In France, bookshops have been shut, and Paris' landmark English-language store Shakespeare and Company appealed to readers for support. And it got it, receiving 5,000 online orders in one week, compared with the usual 100.
But even as politicians keep a wary eye on the economy, they are also concerned about pressure on their strained health systems.
Luca Zaia, governor of the northern Italian region of Veneto region, said that the deaths in his region were mostly among people over 70 while most infections were among the young, underlining the necessity for people to observe new rules even in one of the regions with the lightest restrictions.
"We are entering the most critical phase,'' Zaia said, noting that if the situation worsens they will have to halt other medical procedures to find beds for COVID-19 patients.
Germany's health minister has warned of hard times ahead unless the country can "break" the rising trajectory of coronavirus cases, which has doubled the number of patients in intensive care in just 10 days and set a new record of over 21,500 new confirmed cases on Friday.
And the French government is supplying quick virus tests to nursing homes around the country and to the nation's biggest airport, Paris' Charles de Gaulle. The tests are cheap and fast, but experts say they are also less accurate than the standard ones.
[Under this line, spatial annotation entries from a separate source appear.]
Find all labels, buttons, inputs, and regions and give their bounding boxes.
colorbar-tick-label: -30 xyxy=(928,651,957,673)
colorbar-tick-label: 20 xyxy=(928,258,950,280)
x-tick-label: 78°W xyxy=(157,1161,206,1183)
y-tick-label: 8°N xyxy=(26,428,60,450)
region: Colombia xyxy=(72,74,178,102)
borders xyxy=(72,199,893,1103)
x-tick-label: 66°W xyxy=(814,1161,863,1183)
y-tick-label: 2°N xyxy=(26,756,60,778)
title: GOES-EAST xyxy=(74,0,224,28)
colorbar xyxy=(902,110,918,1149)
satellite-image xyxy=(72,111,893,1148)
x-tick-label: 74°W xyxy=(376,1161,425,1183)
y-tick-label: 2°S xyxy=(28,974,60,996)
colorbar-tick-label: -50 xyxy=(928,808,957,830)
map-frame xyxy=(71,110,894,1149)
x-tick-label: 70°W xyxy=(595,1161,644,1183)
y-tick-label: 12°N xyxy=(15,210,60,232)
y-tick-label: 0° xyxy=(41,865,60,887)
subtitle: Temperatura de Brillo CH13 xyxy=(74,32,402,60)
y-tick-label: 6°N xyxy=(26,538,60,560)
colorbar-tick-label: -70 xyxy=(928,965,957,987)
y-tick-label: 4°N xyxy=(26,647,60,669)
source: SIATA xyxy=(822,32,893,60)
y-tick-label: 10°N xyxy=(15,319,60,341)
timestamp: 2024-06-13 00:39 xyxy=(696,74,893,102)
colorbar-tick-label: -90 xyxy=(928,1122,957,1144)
Nursing homes in France, Spain and other European countries saw tremendous numbers of deaths in the first surge.
"The second wave is here, and it is violent," French Health Minister Olivier Veran warned Thursday night, while urging people to respect a partial national lockdown.
In Denmark, meanwhile, more than a quarter-million people were put on lockdown in a northern region where a mutated variation of the coronavirus infected a mink farm. Although there was no evidence the mutation posed a threat to people, Danish authorities were taking no chances and ordered millions of the animals to be killed.